È stata una gara sensazionale, ricca di episodi che hanno decisamente stravolto l’andamento del GP. Subito al via quel contatto Kimi – Lewis, costato parecchio al finlandese: 10 secondi di penalità e gara tutta da riprogrammare. Ripristino di strategie un po’ meno deleterio per l’inglese, che tutto sommato dal secondo giro in poi doveva solo pensare ad attaccare senza paura chiunque si fosse trovato davanti. E così è stato, tra scetticismi e fortune dovute a due ingressi della Safety Car. Un po’ meno “dea bendata” e più “bravura” per il pilota della Rossa: tanti sorpassi e molta voglia di finire il più vicino possibile alla testa di un serpentone che ha assunto infiniti colori oggi.

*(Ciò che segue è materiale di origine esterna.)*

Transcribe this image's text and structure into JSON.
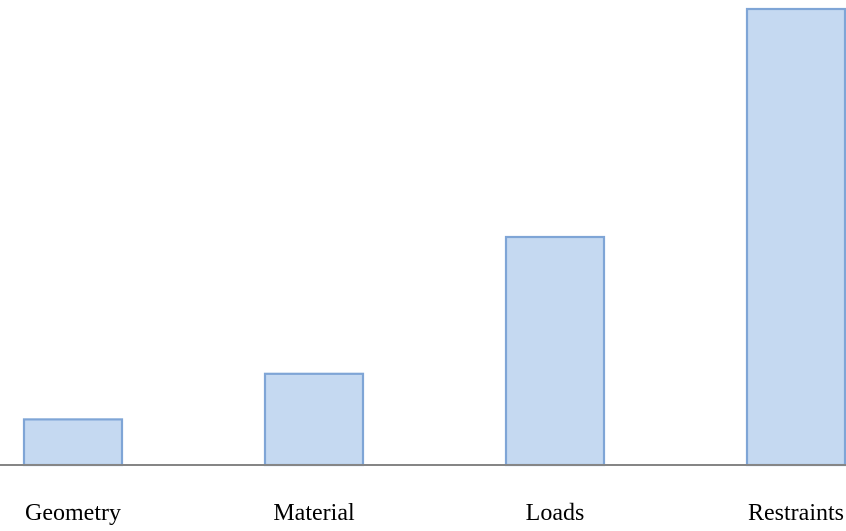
{
  "chart_data": {
    "type": "bar",
    "categories": [
      "Geometry",
      "Material",
      "Loads",
      "Restraints"
    ],
    "values": [
      10,
      20,
      50,
      100
    ],
    "ylim": [
      0,
      100
    ],
    "title": "",
    "xlabel": "",
    "ylabel": "",
    "grid": false,
    "legend": "none",
    "colors": {
      "bar_fill": "#c5d9f1",
      "bar_stroke": "#7fa5d6",
      "axis": "#868686",
      "text": "#000000"
    }
  }
}
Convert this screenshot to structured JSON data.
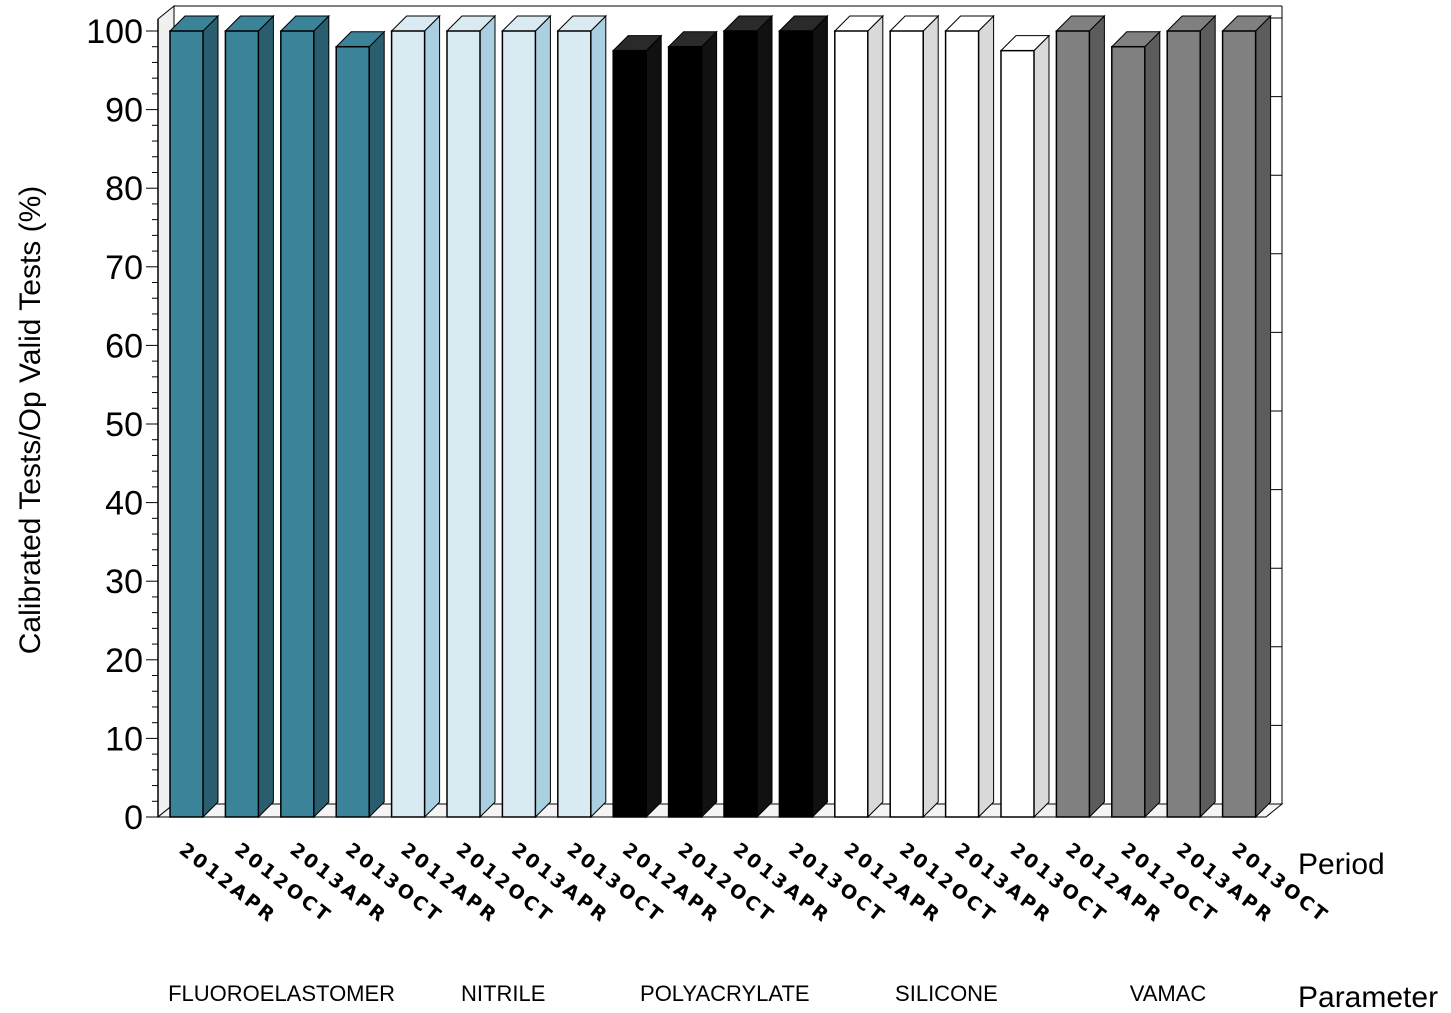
{
  "chart_data": {
    "type": "bar",
    "ylabel": "Calibrated Tests/Op Valid Tests (%)",
    "ylim": [
      0,
      100
    ],
    "yticks": [
      "0",
      "10",
      "20",
      "30",
      "40",
      "50",
      "60",
      "70",
      "80",
      "90",
      "100"
    ],
    "period_axis_label": "Period",
    "parameter_axis_label": "Parameter",
    "periods": [
      "2012APR",
      "2012OCT",
      "2013APR",
      "2013OCT"
    ],
    "series": [
      {
        "name": "FLUOROELASTOMER",
        "color": "#3a8399",
        "values": [
          100,
          100,
          100,
          98
        ]
      },
      {
        "name": "NITRILE",
        "color": "#daeaf2",
        "values": [
          100,
          100,
          100,
          100
        ]
      },
      {
        "name": "POLYACRYLATE",
        "color": "#000000",
        "values": [
          97.5,
          98,
          100,
          100
        ]
      },
      {
        "name": "SILICONE",
        "color": "#ffffff",
        "values": [
          100,
          100,
          100,
          97.5
        ]
      },
      {
        "name": "VAMAC",
        "color": "#808080",
        "values": [
          100,
          98,
          100,
          100
        ]
      }
    ],
    "grid": false,
    "style": "3d-bars"
  }
}
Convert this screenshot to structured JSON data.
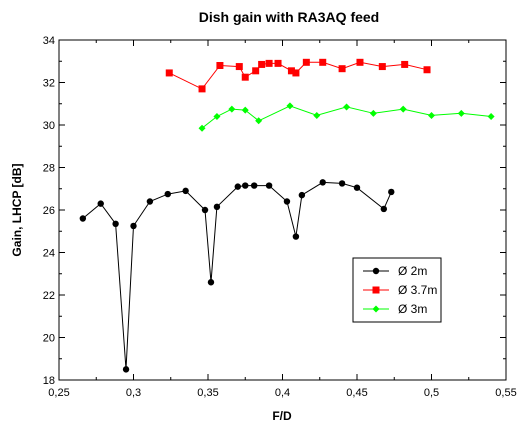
{
  "chart_data": {
    "type": "line",
    "title": "Dish gain with RA3AQ feed",
    "xlabel": "F/D",
    "ylabel": "Gain, LHCP [dB]",
    "xlim": [
      0.25,
      0.55
    ],
    "ylim": [
      18,
      34
    ],
    "xticks": [
      0.25,
      0.3,
      0.35,
      0.4,
      0.45,
      0.5,
      0.55
    ],
    "xtick_labels": [
      "0,25",
      "0,3",
      "0,35",
      "0,4",
      "0,45",
      "0,5",
      "0,55"
    ],
    "yticks": [
      18,
      20,
      22,
      24,
      26,
      28,
      30,
      32,
      34
    ],
    "ytick_labels": [
      "18",
      "20",
      "22",
      "24",
      "26",
      "28",
      "30",
      "32",
      "34"
    ],
    "grid": false,
    "legend_position": "lower-right",
    "series": [
      {
        "name": "Ø 2m",
        "color": "#000000",
        "marker": "circle",
        "x": [
          0.266,
          0.278,
          0.288,
          0.295,
          0.3,
          0.311,
          0.323,
          0.335,
          0.348,
          0.352,
          0.356,
          0.37,
          0.375,
          0.381,
          0.391,
          0.403,
          0.409,
          0.413,
          0.427,
          0.44,
          0.45,
          0.468,
          0.473
        ],
        "y": [
          25.6,
          26.3,
          25.35,
          18.5,
          25.25,
          26.4,
          26.75,
          26.9,
          26.0,
          22.6,
          26.15,
          27.1,
          27.15,
          27.15,
          27.15,
          26.4,
          24.75,
          26.7,
          27.3,
          27.25,
          27.05,
          26.05,
          26.85
        ]
      },
      {
        "name": "Ø 3.7m",
        "color": "#ff0000",
        "marker": "square",
        "x": [
          0.324,
          0.346,
          0.358,
          0.371,
          0.375,
          0.382,
          0.386,
          0.391,
          0.397,
          0.406,
          0.409,
          0.416,
          0.427,
          0.44,
          0.452,
          0.467,
          0.482,
          0.497
        ],
        "y": [
          32.45,
          31.7,
          32.8,
          32.75,
          32.25,
          32.55,
          32.85,
          32.9,
          32.9,
          32.55,
          32.45,
          32.95,
          32.95,
          32.65,
          32.95,
          32.75,
          32.85,
          32.6
        ]
      },
      {
        "name": "Ø 3m",
        "color": "#00ff00",
        "marker": "diamond",
        "x": [
          0.346,
          0.356,
          0.366,
          0.375,
          0.384,
          0.405,
          0.423,
          0.443,
          0.461,
          0.481,
          0.5,
          0.52,
          0.54
        ],
        "y": [
          29.85,
          30.4,
          30.75,
          30.7,
          30.2,
          30.9,
          30.45,
          30.85,
          30.55,
          30.75,
          30.45,
          30.55,
          30.4
        ]
      }
    ]
  }
}
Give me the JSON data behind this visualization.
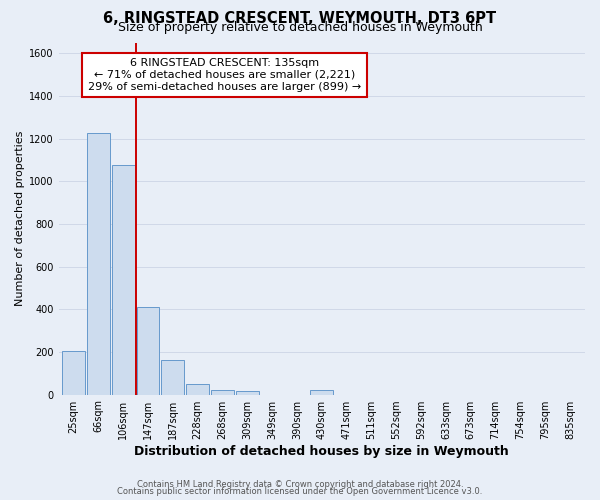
{
  "title": "6, RINGSTEAD CRESCENT, WEYMOUTH, DT3 6PT",
  "subtitle": "Size of property relative to detached houses in Weymouth",
  "xlabel": "Distribution of detached houses by size in Weymouth",
  "ylabel": "Number of detached properties",
  "bar_labels": [
    "25sqm",
    "66sqm",
    "106sqm",
    "147sqm",
    "187sqm",
    "228sqm",
    "268sqm",
    "309sqm",
    "349sqm",
    "390sqm",
    "430sqm",
    "471sqm",
    "511sqm",
    "552sqm",
    "592sqm",
    "633sqm",
    "673sqm",
    "714sqm",
    "754sqm",
    "795sqm",
    "835sqm"
  ],
  "bar_values": [
    205,
    1225,
    1075,
    410,
    160,
    50,
    20,
    15,
    0,
    0,
    20,
    0,
    0,
    0,
    0,
    0,
    0,
    0,
    0,
    0,
    0
  ],
  "bar_color": "#cddcee",
  "bar_edge_color": "#6699cc",
  "background_color": "#e8eef7",
  "grid_color": "#d0d8e8",
  "annotation_line1": "6 RINGSTEAD CRESCENT: 135sqm",
  "annotation_line2": "← 71% of detached houses are smaller (2,221)",
  "annotation_line3": "29% of semi-detached houses are larger (899) →",
  "ylim": [
    0,
    1650
  ],
  "yticks": [
    0,
    200,
    400,
    600,
    800,
    1000,
    1200,
    1400,
    1600
  ],
  "footer1": "Contains HM Land Registry data © Crown copyright and database right 2024.",
  "footer2": "Contains public sector information licensed under the Open Government Licence v3.0.",
  "title_fontsize": 10.5,
  "subtitle_fontsize": 9,
  "xlabel_fontsize": 9,
  "ylabel_fontsize": 8,
  "tick_fontsize": 7,
  "annotation_fontsize": 8,
  "footer_fontsize": 6
}
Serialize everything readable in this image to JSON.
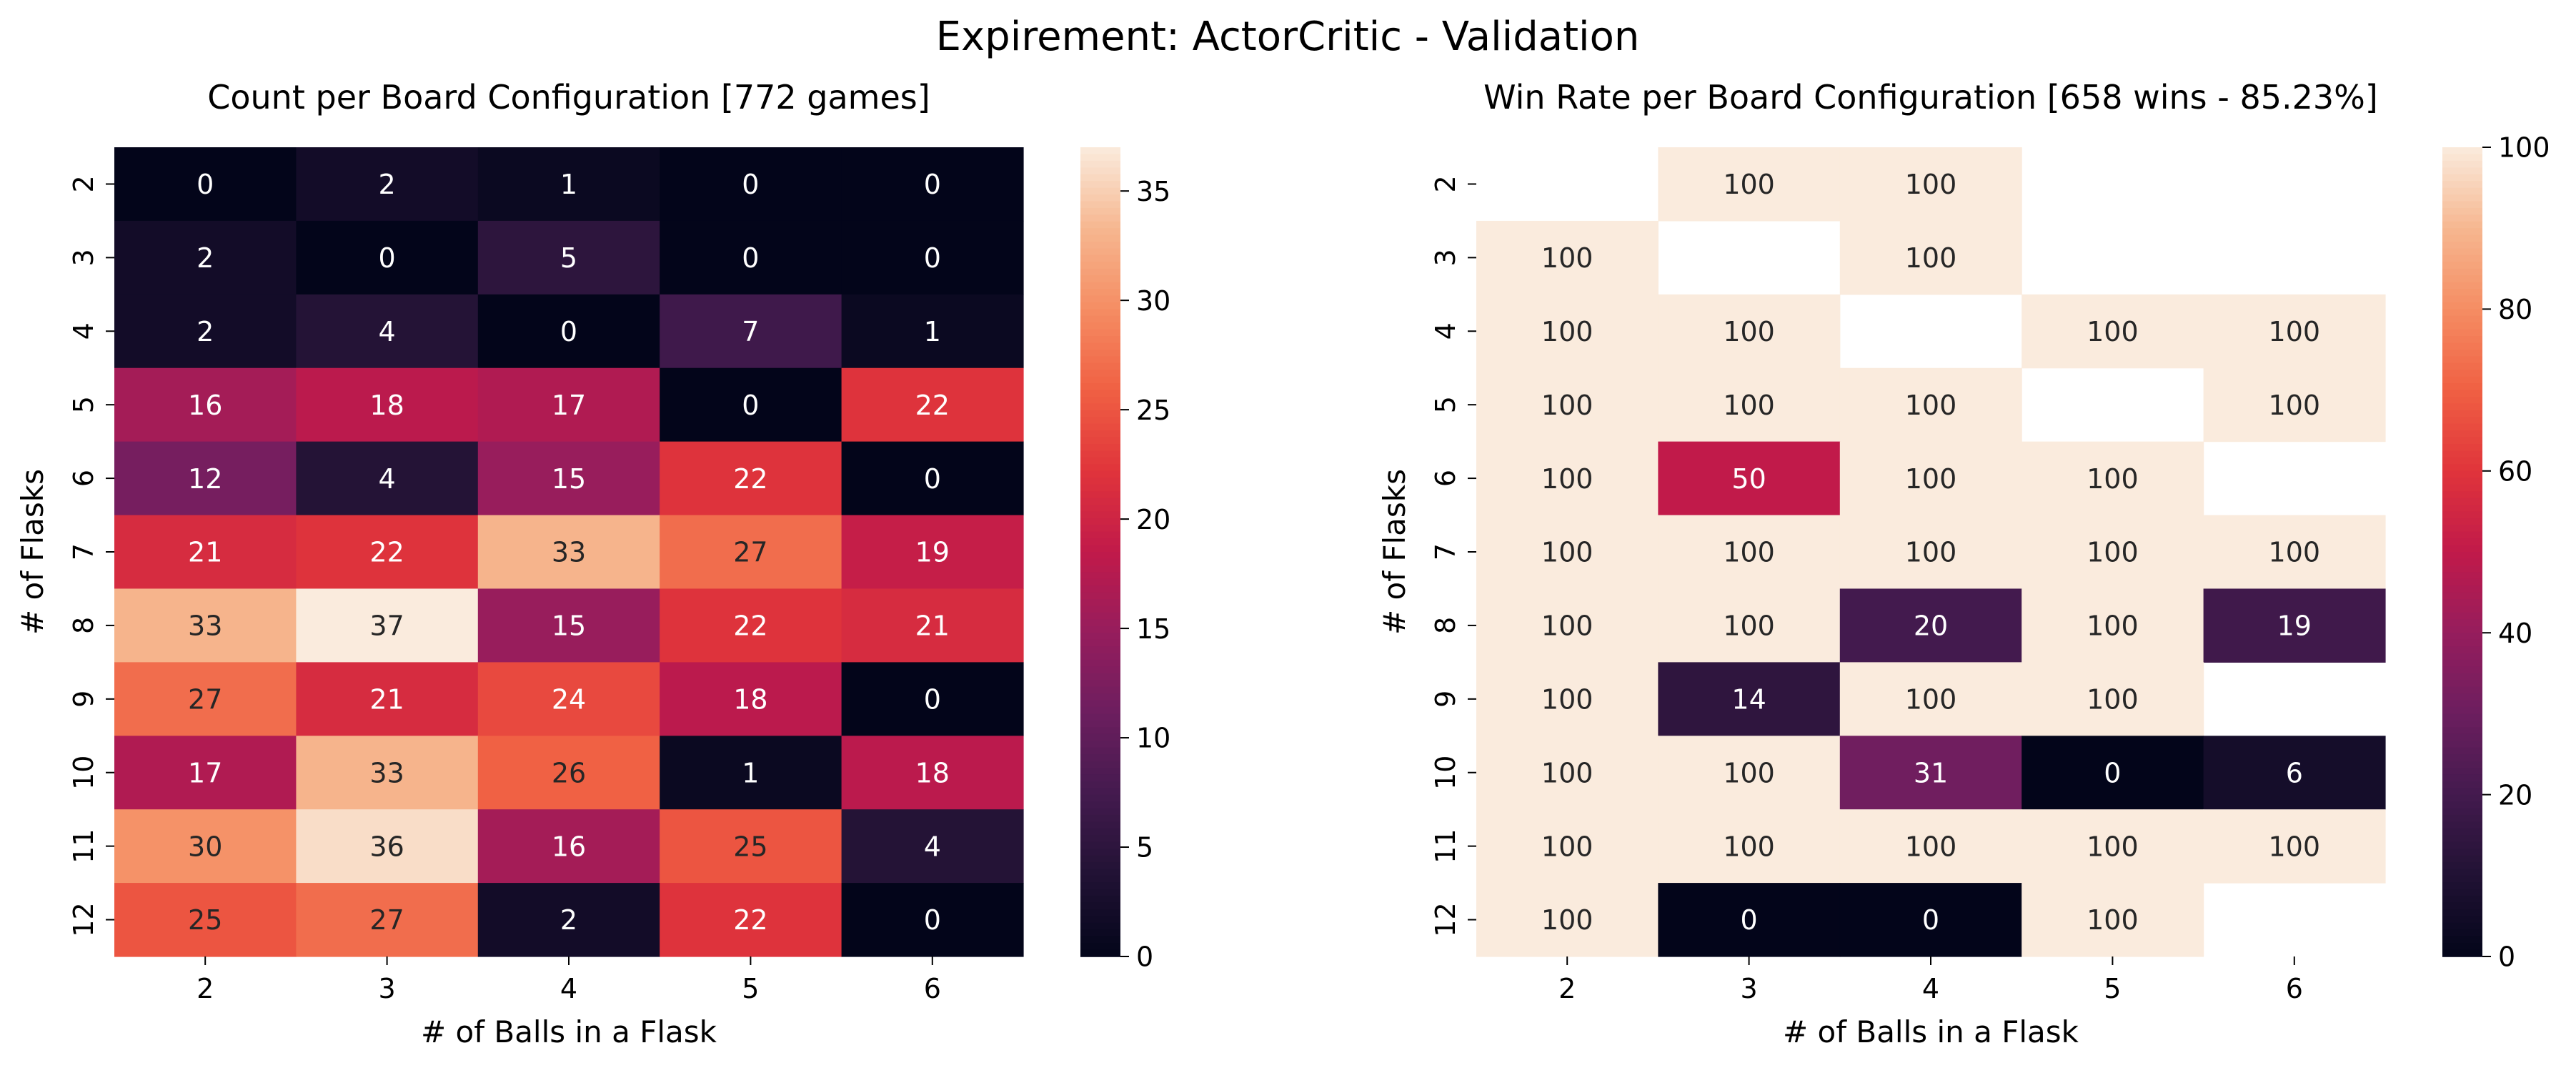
{
  "suptitle": "Expirement: ActorCritic - Validation",
  "chart_data": [
    {
      "type": "heatmap",
      "title": "Count per Board Configuration [772 games]",
      "xlabel": "# of Balls in a Flask",
      "ylabel": "# of Flasks",
      "x_categories": [
        "2",
        "3",
        "4",
        "5",
        "6"
      ],
      "y_categories": [
        "2",
        "3",
        "4",
        "5",
        "6",
        "7",
        "8",
        "9",
        "10",
        "11",
        "12"
      ],
      "values": [
        [
          0,
          2,
          1,
          0,
          0
        ],
        [
          2,
          0,
          5,
          0,
          0
        ],
        [
          2,
          4,
          0,
          7,
          1
        ],
        [
          16,
          18,
          17,
          0,
          22
        ],
        [
          12,
          4,
          15,
          22,
          0
        ],
        [
          21,
          22,
          33,
          27,
          19
        ],
        [
          33,
          37,
          15,
          22,
          21
        ],
        [
          27,
          21,
          24,
          18,
          0
        ],
        [
          17,
          33,
          26,
          1,
          18
        ],
        [
          30,
          36,
          16,
          25,
          4
        ],
        [
          25,
          27,
          2,
          22,
          0
        ]
      ],
      "vmin": 0,
      "vmax": 37,
      "colorbar_ticks": [
        0,
        5,
        10,
        15,
        20,
        25,
        30,
        35
      ],
      "colormap": "rocket"
    },
    {
      "type": "heatmap",
      "title": "Win Rate per Board Configuration [658 wins - 85.23%]",
      "xlabel": "# of Balls in a Flask",
      "ylabel": "# of Flasks",
      "x_categories": [
        "2",
        "3",
        "4",
        "5",
        "6"
      ],
      "y_categories": [
        "2",
        "3",
        "4",
        "5",
        "6",
        "7",
        "8",
        "9",
        "10",
        "11",
        "12"
      ],
      "values": [
        [
          null,
          100,
          100,
          null,
          null
        ],
        [
          100,
          null,
          100,
          null,
          null
        ],
        [
          100,
          100,
          null,
          100,
          100
        ],
        [
          100,
          100,
          100,
          null,
          100
        ],
        [
          100,
          50,
          100,
          100,
          null
        ],
        [
          100,
          100,
          100,
          100,
          100
        ],
        [
          100,
          100,
          20,
          100,
          19
        ],
        [
          100,
          14,
          100,
          100,
          null
        ],
        [
          100,
          100,
          31,
          0,
          6
        ],
        [
          100,
          100,
          100,
          100,
          100
        ],
        [
          100,
          0,
          0,
          100,
          null
        ]
      ],
      "vmin": 0,
      "vmax": 100,
      "colorbar_ticks": [
        0,
        20,
        40,
        60,
        80,
        100
      ],
      "colormap": "rocket"
    }
  ]
}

Spettacolo dall’inizio alla fine, raro evento per la F1: in un tracciato veloce, ricco di punti dove compiere sorpassi, è stato sicuramente Vettel a regalare quello più folle e inaspettato. Quando ormai tutto sembrava dovesse finire con quella Mercedes #77 davanti a tutti, ecco il colpo del maestro. Altro colpo anche di Raikkonen, il quale assieme a Hamilton ha compiuto una prestazione splendida, della quale le rispettive vetture sono artifici solo a metà. Maluccio Verstappen e l’Alfa Romeo: il primo crolla nella sua vecchia amica di nome Incostanza, il secondo invece si vede totalmente annulare una meravigliosa gara per cause a lui per nulla attribuibili. Un vero peccato insomma, anche perché il giovane pilota è letteralmente “on fire”.

VETTEL: 10 e lode

Più di qualcuno lo dava già per secondo, ma il tedesco ha compiuto una vera e propria impresa riuscendo a prendersi il gradino più alto del podio  con un sorpasso che vale il prezzo del biglietto. Ci crede parecchio ora il ferrarista made in Germany, specialmente dopo questo trionfo in trasferta, nella casa del rivale per eccellenza.

HAMILTON: 9

Probabilmente alla fine è giusto che sia lui il pilota di giornata, specialmente per quel mix di gestione gomme, rimonta e pessimismo autostimante che solo un 4 volte campione del mondo può proporre. Nel suo regno ha sbagliato poco, anche perché senza quel contatto al via sappiamo tutti come sarebbe potuta essere la gara.

RAIKKONEN: 8

I dieci secondi di penalità sono decisamente una punizione enorme che comunque viene eseguita senza mille drammi: il numero #7 ha letteralmente caricato se stesso con l’adrenalina più pura di questo sport, al quale ha egli stesso aggiunto conversazione radio del tutto straordinarie. Il duello con Verstappen, il sorpasso a Bottas e la rimonta complessiva gli certificano l’autorizzazione a gustarsi a pieno la terza posizione finale.

BOTTAS: 5.5

Poteva fare sicuramente di meglio, specialmente perché sulle spalle non porta la pressione dei rivali avuti oggi in pista. Divenuto leader della gara, non può far nulla nel contenere Vettel, ma poteva di certo resistere agli attacchi dei successivi piloti. Un personaggio che a volte pare un po’ spento…

REDBULL: 5

Non una grande gara in un tracciato tutt’altro che compatibile con le proprie qualità: il gioiellino della scuderia fa tutto e niente, visto che mette in scena le sue doti spettacolari ma butta tutto nel finale. Ricciardo invece è apparso un po’ più passivo quest’oggi, meno intraprendente del solito. Insomma, due vetture che nel complesso non sono del tutto pervenute in questo Gran Premio.

ERICSSON: 4

Un pilota di F1 dovrebbe conoscere i propri limiti  e quelli della sua vettura, per poi sfiorarli al fine di dimostrarsi un grande conducente: Ericsson gioca col fuoco e alla fine si brucia lui stesso e la sua gara, compiendo un gesto di pura follia. Rischiare è doveroso in questo sport, ma esagerare in questa maniera è da condanna.